That’s a truly astonishing graphic, given the tight constraints in the Lenski experiment.

@RichardBuggs,

Those are impressive numbers! And now we actually have a baseline for more fulsome future discussions when someone inevitably asks “Have we tried to demonstrate evolution in a laboratory.”

But there are those amongst us who are interested in how this labor demonstration applies to a 6,000 year time frame.

So I thought I would take the scale of the three sample results, and “zoom in” as required.

Taking the first 5000 generations as my starting point (and to provide context), I then made an approximate division of the 5000 generations in two, indicating where 2,500 generations would end.

I then divided 2,500 in half, to show where 1,250 generations would end. This was followed by another division in half, showing the end of 625 generations.

If we use the aggressive number of 20 years to a generation, 6,000 years would translate into about 300 generations. So rather than insert yet another confusing red line, I placed a bold red dot “in the middle” of the Zero-to-625 generations area of each chart.

I wonder if anyone would care to comment what these three samples can tell us about a proxy for 6,000 years, or 300 generations, as the time scale of the genetic experiment?

Readers, be sure to click on the image to see it at it’s largest magnification!

Thanks Richard; you have provided a great deal of information and it will take me some time to digest it.

I will respond in a general way at this time (note I am not questioning any technical aspect, or making any criticism of the modelling approache (s)). My interest is in “imagining” how a population of species that appear to be dispersed in a large area would somehow come together to form a relatively stable population, and then from there undergo further modification to form a bottleneck that may indicate a shrinking number. (at least that is how I envisage the modelling - a population that causes a mixing leading to genetic diversity) and followed by a bottleneck that leads to new genetically relevant species. I wish I can make the comment clear, but I cannot.

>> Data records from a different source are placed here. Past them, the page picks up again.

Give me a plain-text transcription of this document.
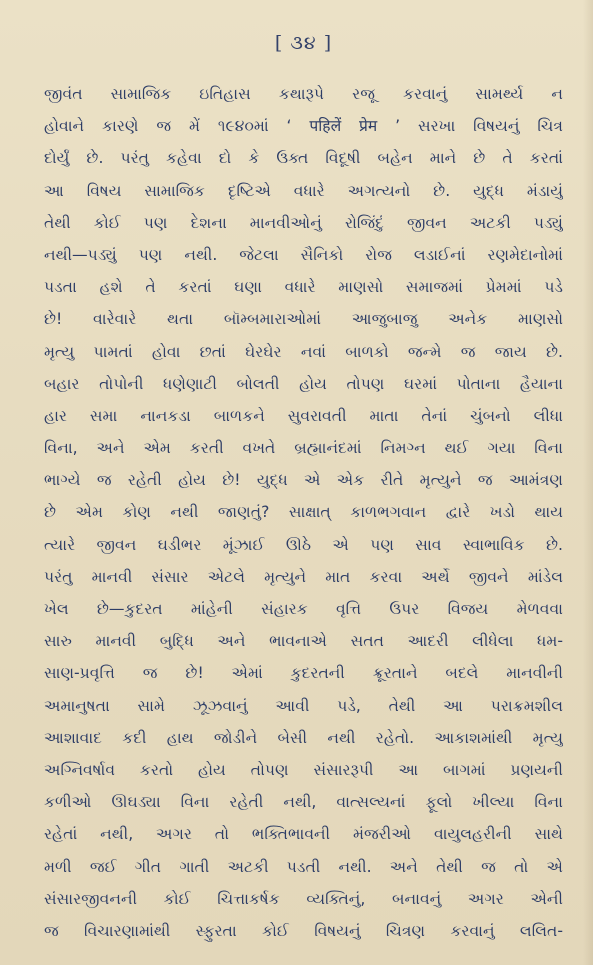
[ ૩૪ ]
જીવંત સામાજિક ઇતિહાસ કથારૂપે રજૂ કરવાનું સામર્થ્ય ન
હોવાને કારણે જ મેં ૧૯૪૦માં ‘ पहिलें प्रेम ’ સરખા વિષયનું ચિત્ર
દોર્યું છે. પરંતુ કહેવા દો કે ઉક્ત વિદૂષી બહેન માને છે તે કરતાં
આ વિષય સામાજિક દૃષ્ટિએ વધારે અગત્યનો છે. યુદ્ધ મંડાયું
તેથી કોઈ પણ દેશના માનવીઓનું રોજિંદું જીવન અટકી પડ્યું
નથી—પડ્યું પણ નથી. જેટલા સૈનિકો રોજ લડાઈનાં રણમેદાનોમાં
પડતા હશે તે કરતાં ઘણા વધારે માણસો સમાજમાં પ્રેમમાં પડે
છે! વારેવારે થતા બૉમ્બમારાઓમાં આજુબાજુ અનેક માણસો
મૃત્યુ પામતાં હોવા છતાં ઘેરઘેર નવાં બાળકો જન્મે જ જાય છે.
બહાર તોપોની ધણેણાટી બોલતી હોય તોપણ ઘરમાં પોતાના હૈયાના
હાર સમા નાનકડા બાળકને સુવરાવતી માતા તેનાં ચુંબનો લીધા
વિના, અને એમ કરતી વખતે બ્રહ્માનંદમાં નિમગ્ન થઈ ગયા વિના
ભાગ્યે જ રહેતી હોય છે! યુદ્ધ એ એક રીતે મૃત્યુને જ આમંત્રણ
છે એમ કોણ નથી જાણતું? સાક્ષાત્ કાળભગવાન દ્વારે ખડો થાય
ત્યારે જીવન ઘડીભર મૂંઝાઈ ઊઠે એ પણ સાવ સ્વાભાવિક છે.
પરંતુ માનવી સંસાર એટલે મૃત્યુને માત કરવા અર્થે જીવને માંડેલ
ખેલ છે—કુદરત માંહેની સંહારક વૃત્તિ ઉપર વિજય મેળવવા
સારુ માનવી બુદ્ધિ અને ભાવનાએ સતત આદરી લીધેલા ધમ-
સાણ-પ્રવૃત્તિ જ છે! એમાં કુદરતની ક્રૂરતાને બદલે માનવીની
અમાનુષતા સામે ઝૂઝવાનું આવી પડે, તેથી આ પરાક્રમશીલ
આશાવાદ કદી હાથ જોડીને બેસી નથી રહેતો. આકાશમાંથી મૃત્યુ
અગ્નિવર્ષાવ કરતો હોય તોપણ સંસારરૂપી આ બાગમાં પ્રણયની
કળીઓ ઊઘડ્યા વિના રહેતી નથી, વાત્સલ્યનાં ફૂલો ખીલ્યા વિના
રહેતાં નથી, અગર તો ભક્તિભાવની મંજરીઓ વાયુલહરીની સાથે
મળી જઈ ગીત ગાતી અટકી પડતી નથી. અને તેથી જ તો એ
સંસારજીવનની કોઈ ચિત્તાકર્ષક વ્યક્તિનું, બનાવનું અગર એની
જ વિચારણામાંથી સ્ફુરતા કોઈ વિષયનું ચિત્રણ કરવાનું લલિત-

Is the proposed bottleneck (whatever its size) a result of hunters forming communities of thousands, to be followed by some type of shrinking? Is a bottleneck a devise required by models of one sort or another? Or am I asking the wrong questions?

“All models are wrong, but some are useful.”

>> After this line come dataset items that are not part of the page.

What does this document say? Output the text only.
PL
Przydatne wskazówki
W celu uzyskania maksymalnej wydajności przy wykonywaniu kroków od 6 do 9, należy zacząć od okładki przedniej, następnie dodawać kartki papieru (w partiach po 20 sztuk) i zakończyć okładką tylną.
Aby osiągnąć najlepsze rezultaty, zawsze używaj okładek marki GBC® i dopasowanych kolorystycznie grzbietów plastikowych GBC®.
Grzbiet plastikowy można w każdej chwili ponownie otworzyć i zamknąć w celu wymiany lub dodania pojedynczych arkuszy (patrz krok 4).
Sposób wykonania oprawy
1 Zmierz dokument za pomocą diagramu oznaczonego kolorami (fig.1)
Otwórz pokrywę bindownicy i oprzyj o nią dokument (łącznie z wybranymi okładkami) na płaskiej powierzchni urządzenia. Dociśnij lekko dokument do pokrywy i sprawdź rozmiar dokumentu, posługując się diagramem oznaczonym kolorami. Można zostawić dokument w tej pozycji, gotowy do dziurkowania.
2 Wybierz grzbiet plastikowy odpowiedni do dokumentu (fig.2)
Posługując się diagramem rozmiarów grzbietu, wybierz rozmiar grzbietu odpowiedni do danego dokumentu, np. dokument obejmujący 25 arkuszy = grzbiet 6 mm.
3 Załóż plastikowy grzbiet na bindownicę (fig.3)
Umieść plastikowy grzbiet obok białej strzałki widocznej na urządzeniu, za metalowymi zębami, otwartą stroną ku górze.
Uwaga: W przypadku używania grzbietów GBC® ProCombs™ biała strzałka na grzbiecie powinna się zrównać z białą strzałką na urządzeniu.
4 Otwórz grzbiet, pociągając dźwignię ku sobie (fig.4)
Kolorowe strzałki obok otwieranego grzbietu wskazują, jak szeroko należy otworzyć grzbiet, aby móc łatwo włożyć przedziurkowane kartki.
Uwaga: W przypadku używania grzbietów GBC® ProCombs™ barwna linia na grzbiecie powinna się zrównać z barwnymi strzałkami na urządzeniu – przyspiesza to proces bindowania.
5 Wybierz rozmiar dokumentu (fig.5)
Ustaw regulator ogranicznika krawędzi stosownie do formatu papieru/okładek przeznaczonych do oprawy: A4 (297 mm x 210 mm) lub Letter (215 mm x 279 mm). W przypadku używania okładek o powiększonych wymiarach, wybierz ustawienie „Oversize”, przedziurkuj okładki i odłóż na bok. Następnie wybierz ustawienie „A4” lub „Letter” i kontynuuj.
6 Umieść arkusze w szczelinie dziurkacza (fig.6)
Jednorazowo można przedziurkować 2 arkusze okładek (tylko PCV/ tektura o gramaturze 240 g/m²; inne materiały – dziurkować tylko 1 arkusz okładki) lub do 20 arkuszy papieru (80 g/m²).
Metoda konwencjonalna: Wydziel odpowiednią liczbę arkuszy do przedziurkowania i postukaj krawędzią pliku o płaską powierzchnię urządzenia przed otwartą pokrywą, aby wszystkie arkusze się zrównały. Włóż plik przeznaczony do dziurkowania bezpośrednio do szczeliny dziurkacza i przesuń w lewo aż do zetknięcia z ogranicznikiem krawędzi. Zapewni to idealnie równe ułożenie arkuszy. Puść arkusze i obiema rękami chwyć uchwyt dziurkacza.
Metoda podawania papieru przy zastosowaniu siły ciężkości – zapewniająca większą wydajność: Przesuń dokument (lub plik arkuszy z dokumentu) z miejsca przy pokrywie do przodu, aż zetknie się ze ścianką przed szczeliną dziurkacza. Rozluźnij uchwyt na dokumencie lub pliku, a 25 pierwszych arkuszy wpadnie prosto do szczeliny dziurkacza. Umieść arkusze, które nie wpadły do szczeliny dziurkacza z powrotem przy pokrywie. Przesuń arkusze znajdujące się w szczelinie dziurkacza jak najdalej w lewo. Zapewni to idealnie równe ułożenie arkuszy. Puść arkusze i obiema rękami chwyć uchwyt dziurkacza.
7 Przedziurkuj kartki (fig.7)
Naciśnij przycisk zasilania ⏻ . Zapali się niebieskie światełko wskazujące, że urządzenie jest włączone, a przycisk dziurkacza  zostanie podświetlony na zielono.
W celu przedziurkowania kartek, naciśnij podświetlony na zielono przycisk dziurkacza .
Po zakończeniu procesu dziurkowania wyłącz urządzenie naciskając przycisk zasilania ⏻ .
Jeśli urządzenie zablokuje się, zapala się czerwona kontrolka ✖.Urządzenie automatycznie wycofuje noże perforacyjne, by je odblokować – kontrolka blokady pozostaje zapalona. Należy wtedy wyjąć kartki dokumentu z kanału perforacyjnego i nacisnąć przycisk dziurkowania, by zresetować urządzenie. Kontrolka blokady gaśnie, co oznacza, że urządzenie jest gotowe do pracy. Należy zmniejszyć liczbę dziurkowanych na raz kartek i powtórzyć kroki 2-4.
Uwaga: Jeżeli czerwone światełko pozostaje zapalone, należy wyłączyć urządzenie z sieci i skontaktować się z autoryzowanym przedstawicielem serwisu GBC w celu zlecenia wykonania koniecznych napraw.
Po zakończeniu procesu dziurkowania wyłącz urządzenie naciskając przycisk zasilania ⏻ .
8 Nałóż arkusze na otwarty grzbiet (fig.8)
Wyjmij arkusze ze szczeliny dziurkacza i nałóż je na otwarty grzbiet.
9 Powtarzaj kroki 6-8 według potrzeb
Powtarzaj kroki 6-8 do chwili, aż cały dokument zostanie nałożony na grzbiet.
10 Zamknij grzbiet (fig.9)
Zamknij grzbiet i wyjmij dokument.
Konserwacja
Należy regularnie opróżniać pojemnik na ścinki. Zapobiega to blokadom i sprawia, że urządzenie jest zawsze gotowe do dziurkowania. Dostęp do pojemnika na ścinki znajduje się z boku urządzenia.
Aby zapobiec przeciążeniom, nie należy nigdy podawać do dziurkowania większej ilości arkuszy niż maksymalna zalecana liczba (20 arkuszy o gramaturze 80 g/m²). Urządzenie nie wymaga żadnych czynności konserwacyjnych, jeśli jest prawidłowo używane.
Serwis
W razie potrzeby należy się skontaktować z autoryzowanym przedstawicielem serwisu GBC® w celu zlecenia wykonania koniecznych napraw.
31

My original point was about how accurate population genetics is over prolonged periods (and how it could be verified). Approximations or neglected factors in models can tend (one hopes) to be self correcting over time, or to lead to increasing divergence (as in uncalibrated Carbon dates), which one may have to live with if no calibration can be found. That was what I mainly had in mind.

But Lenski’s results are astonishing because they appear to show that the neglected factors “including: changes in mutation rates, periodic selection, and negative frequency dependent selection factors” seem (to me, at least) to result in a chaotic type of divergence over 60K generations.

Would that not suggest that such things cannot be factored in successfully, in order to correct the model over such timeframes, any more than additional factors would enable one to describe the weather a year ago from calculations based on the last three days weather?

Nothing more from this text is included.